長身のフィンランド選手たちに包みこまれるようになりながら、日本選手としても小柄な村社が、正確なピッチで、背筋を伸ばして走る姿には、孤立無援の悲壮感のようなものが漂っていた。その姿が、十万の大観衆の心を揺り動かした。ドイツ人観客が「ムラコソ!ムラコソ!」と声を合わせて叫びはじめ、しだいにその声は場内を圧するようになった。(第二章「勝者たち」より)

本書は1936年、ナチスドイツ下で開催されたベルリン五輪について書かれたドキュメンタリーである。遥か70年以上も前の話だが、「前畑ガンバレ!」の絶叫中継や、銀と銅のメダルを半分に切ってつなぎ合わせた友情のメダル(西田修平と大江季雄)、日本人として走る事を強いられた朝鮮出身のマラソンランナー孫基禎の逸話を、誰しも一度は耳にした事があるだろう。
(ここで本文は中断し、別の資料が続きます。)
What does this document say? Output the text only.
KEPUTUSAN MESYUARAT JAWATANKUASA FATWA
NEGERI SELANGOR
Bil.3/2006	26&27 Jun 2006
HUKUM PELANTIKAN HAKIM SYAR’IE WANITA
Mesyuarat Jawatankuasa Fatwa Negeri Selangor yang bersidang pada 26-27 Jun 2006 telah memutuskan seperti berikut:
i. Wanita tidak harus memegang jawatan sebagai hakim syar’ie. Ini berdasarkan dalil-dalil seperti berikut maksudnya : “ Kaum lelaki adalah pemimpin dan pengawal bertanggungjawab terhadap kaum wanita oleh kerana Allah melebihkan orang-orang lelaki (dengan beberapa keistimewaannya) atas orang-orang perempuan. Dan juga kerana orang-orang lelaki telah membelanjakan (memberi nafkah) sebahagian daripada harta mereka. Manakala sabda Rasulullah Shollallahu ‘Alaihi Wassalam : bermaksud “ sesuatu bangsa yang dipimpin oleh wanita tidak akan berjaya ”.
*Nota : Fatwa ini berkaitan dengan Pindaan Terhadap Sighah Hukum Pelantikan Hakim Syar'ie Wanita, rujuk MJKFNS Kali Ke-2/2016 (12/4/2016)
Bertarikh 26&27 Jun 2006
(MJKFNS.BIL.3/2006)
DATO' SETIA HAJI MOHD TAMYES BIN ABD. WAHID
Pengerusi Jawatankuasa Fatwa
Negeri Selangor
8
さて沢木といえば、取材対象と向き合った時の私的な思いを軸に話を展開する「私ドキュメンタリー」で知られるが、本書は、ベルリン五輪の記録映画「オリンピア」を監督したレニ・リーフェンシュタールとの対話をベースにした序章と終章のみその形式で構成。中に挟んだ八つの章は、出場した日本人選手個々の客観的なノンフィクションとしてまとめている。いわゆるサンドイッチ構造とでも言おうか。いつもの“熱い”スポーツドキュメンタリーと一味違う沢木の作風に出会える作品。

私は、しばらく、誰もいなくなった中二階をぼんやり見上げていた。
すると、不意に、ベルリン・オリンピックというひとつの歴史が、レニと共に階段の奥に消えてしまったような気がした。
そう、歴史というなの鳥はすでに飛び立ってしまっていたのかもしれない。